The government is “optimistic”, people will download a phone application to track the spread of the coronavirus, but conceded that the task of running the contact tracing system remains “significant”.
Communities Secretary Robert Jenrick said he thought the “vast majority” of people would download the app and “play their part” – although he insisted it was just a part of the plan to stop the spread.
Contact tracing will be at the heart of the Government’s efforts to slow the spread of the coronavirus and will involve alerting people who have come into contact with an infected person and asking them to isolate themselves.
It has been widely used in South Korea, Hong Kong and Germany, where outbreaks have been brought under control more quickly.
The government plans to use an app and a phone team to track it.
Jenrick said at the daily Downing Street press conference: “Finding contacts will depend on our common role in society, but I am optimistic about the outlook.
“So far this is a national effort – if you think about the different measures we have proposed, the restrictions, the vast majority of people have supported it and I think they will start again when we are in able to launch the application nationwide. ”
Dr.
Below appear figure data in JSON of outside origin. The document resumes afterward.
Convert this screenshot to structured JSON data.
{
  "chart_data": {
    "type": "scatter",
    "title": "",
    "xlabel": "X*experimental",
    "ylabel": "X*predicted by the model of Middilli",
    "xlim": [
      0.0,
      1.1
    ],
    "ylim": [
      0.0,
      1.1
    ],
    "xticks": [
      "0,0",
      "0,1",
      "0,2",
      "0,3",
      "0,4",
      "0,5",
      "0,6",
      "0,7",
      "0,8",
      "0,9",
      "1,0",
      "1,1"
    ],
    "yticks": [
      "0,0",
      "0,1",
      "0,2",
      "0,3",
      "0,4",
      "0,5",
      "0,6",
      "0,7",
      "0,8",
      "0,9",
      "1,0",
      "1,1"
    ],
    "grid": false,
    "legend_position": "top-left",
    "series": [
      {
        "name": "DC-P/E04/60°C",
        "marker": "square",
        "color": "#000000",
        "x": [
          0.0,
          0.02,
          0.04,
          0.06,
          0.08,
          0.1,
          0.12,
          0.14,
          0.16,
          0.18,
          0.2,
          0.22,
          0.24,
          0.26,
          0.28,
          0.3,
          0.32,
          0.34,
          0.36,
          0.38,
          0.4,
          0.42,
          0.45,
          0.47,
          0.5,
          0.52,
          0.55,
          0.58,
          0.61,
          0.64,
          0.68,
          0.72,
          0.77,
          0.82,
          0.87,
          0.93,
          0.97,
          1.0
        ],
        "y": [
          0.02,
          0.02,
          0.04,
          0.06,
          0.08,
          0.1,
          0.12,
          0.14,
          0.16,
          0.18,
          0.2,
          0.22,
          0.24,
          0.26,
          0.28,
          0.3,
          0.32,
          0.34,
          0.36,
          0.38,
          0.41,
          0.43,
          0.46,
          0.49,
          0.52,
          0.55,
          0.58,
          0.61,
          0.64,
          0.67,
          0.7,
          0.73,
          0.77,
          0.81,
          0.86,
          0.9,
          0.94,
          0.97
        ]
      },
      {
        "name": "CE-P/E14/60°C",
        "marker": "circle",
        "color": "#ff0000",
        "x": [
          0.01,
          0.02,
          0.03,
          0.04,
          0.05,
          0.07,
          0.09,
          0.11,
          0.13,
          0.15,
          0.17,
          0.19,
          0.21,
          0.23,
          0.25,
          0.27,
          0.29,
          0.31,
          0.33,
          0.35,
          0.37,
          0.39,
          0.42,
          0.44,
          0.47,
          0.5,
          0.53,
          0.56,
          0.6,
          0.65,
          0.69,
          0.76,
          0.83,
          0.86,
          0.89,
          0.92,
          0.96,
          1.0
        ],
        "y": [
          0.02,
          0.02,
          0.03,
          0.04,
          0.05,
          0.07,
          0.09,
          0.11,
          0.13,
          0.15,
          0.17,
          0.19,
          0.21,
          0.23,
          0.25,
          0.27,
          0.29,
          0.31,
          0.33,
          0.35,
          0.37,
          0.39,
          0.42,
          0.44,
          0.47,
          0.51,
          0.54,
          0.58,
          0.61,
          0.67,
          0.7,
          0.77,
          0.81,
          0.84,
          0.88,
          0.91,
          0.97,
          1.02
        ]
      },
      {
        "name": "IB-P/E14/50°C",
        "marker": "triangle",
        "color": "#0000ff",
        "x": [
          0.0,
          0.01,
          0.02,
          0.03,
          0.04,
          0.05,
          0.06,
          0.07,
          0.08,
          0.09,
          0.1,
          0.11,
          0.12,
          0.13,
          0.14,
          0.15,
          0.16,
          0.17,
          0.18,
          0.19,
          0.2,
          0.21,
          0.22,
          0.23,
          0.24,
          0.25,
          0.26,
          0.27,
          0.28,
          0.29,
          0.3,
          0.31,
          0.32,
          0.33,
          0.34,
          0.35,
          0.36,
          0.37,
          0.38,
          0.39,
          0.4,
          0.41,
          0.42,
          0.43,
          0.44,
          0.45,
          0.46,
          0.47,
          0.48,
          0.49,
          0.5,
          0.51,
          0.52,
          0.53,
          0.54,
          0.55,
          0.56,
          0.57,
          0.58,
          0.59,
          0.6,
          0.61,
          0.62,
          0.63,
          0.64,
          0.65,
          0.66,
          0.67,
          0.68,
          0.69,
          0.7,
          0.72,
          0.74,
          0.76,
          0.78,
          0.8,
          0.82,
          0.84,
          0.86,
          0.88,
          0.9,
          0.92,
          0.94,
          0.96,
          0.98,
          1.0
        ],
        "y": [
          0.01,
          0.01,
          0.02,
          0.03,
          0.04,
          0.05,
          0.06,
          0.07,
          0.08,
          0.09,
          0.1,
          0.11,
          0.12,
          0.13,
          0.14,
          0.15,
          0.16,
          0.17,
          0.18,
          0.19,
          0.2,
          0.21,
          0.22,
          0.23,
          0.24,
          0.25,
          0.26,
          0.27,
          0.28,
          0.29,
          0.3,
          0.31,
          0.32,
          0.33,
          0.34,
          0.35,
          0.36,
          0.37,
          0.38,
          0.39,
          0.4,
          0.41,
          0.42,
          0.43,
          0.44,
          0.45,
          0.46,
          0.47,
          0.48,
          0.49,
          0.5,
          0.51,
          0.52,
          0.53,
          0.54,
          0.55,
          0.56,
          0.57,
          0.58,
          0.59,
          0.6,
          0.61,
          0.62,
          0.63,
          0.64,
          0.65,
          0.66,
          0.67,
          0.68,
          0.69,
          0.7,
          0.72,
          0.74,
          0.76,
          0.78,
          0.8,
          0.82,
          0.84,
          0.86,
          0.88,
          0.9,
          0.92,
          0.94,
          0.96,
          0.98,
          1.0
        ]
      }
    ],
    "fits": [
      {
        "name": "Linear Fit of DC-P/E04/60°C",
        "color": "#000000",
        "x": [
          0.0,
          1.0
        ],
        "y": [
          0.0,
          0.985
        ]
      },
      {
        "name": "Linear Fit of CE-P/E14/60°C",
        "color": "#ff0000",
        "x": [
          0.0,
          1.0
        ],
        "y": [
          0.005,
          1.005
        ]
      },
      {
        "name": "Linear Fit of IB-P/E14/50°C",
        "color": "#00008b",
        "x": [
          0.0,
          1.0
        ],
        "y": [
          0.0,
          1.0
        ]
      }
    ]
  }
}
Jenny Harries, Assistant Chief Medical Officer of Health, said contact tracing “is operational and effective” is “another important task but (there is) a lot of preparation going on”.
She said, “We need the whole population to work with us on this, it’s an exciting adventure.
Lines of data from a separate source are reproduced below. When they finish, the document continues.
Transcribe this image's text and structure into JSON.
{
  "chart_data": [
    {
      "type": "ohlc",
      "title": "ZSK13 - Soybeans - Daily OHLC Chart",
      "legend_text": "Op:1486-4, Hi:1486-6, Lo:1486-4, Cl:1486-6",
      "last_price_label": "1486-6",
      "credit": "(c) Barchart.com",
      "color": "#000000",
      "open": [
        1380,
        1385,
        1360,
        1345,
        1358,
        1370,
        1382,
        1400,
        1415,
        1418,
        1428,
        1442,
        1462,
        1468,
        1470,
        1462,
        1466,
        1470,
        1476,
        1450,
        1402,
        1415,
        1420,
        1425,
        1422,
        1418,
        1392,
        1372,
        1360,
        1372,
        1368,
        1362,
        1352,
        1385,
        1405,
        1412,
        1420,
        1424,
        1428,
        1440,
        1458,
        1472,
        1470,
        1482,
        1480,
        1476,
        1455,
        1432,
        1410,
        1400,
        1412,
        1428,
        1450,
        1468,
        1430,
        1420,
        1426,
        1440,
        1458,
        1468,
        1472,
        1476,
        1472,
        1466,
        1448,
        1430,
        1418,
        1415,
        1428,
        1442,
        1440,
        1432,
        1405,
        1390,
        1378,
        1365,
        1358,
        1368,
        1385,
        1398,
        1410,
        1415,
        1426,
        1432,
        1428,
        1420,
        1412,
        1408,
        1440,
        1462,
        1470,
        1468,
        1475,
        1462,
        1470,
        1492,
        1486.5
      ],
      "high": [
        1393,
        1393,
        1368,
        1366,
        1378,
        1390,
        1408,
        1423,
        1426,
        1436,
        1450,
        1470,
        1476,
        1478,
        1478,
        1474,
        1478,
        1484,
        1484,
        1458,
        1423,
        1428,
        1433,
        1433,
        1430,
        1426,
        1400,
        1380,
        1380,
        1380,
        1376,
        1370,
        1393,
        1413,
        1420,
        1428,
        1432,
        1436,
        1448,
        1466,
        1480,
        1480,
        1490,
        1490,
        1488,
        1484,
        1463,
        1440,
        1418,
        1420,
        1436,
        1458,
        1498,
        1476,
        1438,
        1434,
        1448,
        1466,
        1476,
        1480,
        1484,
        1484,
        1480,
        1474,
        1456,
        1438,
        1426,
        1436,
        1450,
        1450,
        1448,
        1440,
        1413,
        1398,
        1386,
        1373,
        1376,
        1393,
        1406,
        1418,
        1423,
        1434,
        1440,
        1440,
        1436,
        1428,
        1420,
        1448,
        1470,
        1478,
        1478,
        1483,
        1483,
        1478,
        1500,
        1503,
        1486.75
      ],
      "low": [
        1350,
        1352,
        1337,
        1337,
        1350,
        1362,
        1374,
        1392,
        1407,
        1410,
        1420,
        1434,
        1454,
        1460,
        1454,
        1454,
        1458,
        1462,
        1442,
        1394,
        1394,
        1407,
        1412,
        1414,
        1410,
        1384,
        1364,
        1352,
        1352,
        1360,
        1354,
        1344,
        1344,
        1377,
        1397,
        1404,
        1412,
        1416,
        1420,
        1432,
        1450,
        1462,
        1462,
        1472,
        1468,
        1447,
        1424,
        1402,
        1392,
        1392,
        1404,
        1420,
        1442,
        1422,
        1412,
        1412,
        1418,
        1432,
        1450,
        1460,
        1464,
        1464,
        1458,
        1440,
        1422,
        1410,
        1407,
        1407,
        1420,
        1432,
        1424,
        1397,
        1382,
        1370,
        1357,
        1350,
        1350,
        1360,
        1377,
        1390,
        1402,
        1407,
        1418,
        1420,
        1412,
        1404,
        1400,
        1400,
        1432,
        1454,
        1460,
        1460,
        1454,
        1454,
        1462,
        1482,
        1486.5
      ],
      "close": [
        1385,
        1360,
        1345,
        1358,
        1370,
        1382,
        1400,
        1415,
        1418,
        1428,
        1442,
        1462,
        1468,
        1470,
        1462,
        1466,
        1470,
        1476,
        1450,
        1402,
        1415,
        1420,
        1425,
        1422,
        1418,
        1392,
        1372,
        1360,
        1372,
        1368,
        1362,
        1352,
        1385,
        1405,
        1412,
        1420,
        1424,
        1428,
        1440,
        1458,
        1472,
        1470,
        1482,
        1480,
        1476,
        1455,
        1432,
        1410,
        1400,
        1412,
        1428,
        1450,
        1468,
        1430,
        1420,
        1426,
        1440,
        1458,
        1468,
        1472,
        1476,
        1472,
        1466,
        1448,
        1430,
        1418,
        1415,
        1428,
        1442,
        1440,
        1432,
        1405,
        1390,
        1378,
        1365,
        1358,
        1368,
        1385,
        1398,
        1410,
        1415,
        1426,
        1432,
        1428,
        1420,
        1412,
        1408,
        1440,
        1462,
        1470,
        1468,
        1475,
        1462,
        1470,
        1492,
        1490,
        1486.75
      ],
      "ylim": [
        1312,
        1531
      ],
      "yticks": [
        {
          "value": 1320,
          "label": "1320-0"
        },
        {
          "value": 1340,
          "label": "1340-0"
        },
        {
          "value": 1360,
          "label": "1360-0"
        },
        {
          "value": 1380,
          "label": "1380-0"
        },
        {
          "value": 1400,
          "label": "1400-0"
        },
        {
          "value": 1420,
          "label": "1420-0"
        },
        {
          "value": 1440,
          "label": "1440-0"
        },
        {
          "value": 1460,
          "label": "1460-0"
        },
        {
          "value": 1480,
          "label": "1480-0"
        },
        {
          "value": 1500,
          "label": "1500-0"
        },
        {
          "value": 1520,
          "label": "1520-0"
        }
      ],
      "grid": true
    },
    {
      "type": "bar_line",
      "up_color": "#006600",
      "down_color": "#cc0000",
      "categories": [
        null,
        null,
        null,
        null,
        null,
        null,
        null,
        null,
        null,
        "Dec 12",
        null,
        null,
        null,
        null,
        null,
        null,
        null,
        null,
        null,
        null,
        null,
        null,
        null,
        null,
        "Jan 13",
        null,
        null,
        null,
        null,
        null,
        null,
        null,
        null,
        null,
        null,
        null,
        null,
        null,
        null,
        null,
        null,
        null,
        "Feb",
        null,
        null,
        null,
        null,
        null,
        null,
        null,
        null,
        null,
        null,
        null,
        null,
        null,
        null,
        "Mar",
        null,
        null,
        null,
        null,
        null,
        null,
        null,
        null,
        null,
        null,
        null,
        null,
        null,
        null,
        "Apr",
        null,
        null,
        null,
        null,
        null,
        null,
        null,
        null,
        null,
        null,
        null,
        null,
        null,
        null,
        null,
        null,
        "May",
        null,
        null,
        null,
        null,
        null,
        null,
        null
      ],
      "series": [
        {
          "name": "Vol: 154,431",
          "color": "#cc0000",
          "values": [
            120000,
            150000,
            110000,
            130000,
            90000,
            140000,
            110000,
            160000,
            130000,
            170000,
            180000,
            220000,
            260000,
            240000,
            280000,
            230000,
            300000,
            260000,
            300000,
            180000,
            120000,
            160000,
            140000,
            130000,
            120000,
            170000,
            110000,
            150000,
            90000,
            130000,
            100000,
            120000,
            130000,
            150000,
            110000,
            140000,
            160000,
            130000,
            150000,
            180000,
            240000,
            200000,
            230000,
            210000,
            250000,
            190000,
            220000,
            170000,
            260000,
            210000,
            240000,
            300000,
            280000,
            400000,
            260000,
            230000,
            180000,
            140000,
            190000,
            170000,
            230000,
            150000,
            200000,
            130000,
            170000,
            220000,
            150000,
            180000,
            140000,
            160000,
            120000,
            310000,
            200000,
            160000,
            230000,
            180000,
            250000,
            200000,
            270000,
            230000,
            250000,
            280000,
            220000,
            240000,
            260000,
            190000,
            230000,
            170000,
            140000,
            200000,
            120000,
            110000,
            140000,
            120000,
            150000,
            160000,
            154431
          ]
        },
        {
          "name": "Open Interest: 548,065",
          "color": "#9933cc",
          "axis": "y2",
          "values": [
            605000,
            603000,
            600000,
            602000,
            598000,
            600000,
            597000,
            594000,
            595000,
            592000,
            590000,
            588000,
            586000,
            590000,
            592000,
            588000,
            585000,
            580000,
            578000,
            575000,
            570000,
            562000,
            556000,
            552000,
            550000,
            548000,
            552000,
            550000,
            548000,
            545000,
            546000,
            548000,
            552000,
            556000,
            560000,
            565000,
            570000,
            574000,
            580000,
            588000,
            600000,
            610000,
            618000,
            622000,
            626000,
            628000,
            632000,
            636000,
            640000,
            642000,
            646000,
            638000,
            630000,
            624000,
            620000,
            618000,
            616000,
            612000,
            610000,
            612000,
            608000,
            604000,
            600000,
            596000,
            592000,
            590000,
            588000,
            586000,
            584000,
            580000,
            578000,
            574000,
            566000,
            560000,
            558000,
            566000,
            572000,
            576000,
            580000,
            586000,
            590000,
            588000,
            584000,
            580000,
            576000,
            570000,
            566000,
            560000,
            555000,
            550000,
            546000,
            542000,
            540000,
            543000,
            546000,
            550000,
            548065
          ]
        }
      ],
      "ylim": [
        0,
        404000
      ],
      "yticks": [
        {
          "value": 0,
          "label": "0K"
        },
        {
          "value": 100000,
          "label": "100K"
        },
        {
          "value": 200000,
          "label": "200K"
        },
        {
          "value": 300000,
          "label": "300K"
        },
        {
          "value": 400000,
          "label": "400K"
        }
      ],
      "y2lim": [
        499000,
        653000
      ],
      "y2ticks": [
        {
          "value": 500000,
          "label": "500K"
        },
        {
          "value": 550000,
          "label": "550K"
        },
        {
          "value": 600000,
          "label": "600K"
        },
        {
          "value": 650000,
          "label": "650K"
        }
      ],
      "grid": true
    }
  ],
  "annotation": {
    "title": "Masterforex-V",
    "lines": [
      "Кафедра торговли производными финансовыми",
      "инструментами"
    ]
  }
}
“It’s a bit like social distancing, everyone has to do it together to make it work …
“We have to test it and we will do it very soon. “
The number of people who died in hospitals, nursing homes and the wider community after a positive test for the coronavirus in the UK at 5 p.m. Friday rose to 28,131, up from 621.
The death toll has come close to that of Italy, which now stands at 28,710 and is the highest in Europe, according to data from Johns Hopkins University.
And the number of daily tests completed and sent in the past 24 hours has dropped to 105,937.
Among these, the number of people tested also fell to 63,667.
This comes after questions were asked about how tests are counted after Health Secretary Matt Hancock said on Friday that he had reached his goal of 100,000 Covid-19 tests per day.
Dr. Harries said that a breakdown of the more than 4,800 new cases exists but was unable to say what proportion were frontline workers or people caught in the community.
“We are looking at this and there are a number of nosocomial subgroups, so the infection is spreading in healthcare facilities and nursing homes, where we absolutely focus on that because we are looking for opportunities to interrupt the transmission and make sure that people are kept safe. ”
Dr. Harries also said:
– People will need to carefully consider how they get into outdoor spaces as the lockout restrictions are relaxed – and should preferably avoid a pub visit along the way.
– Managers “do not yet have enough information” to know if people can get coronavirus more than once, and the signs of immunity can vary from patient to patient.
– There are “some signs” that younger children are potentially less likely to transmit Covid-19, although the quality of the evidence is “difficult”.
Jenrick announced a £ 76 million support program for “the most vulnerable in society”, including victims of domestic violence and coarse sleepers.
He said more than 5,400 raw sleepers known to the boards have been offered safe accommodation in the past month, and announced that Dame Louise Casey will lead a new task force to tackle the problem.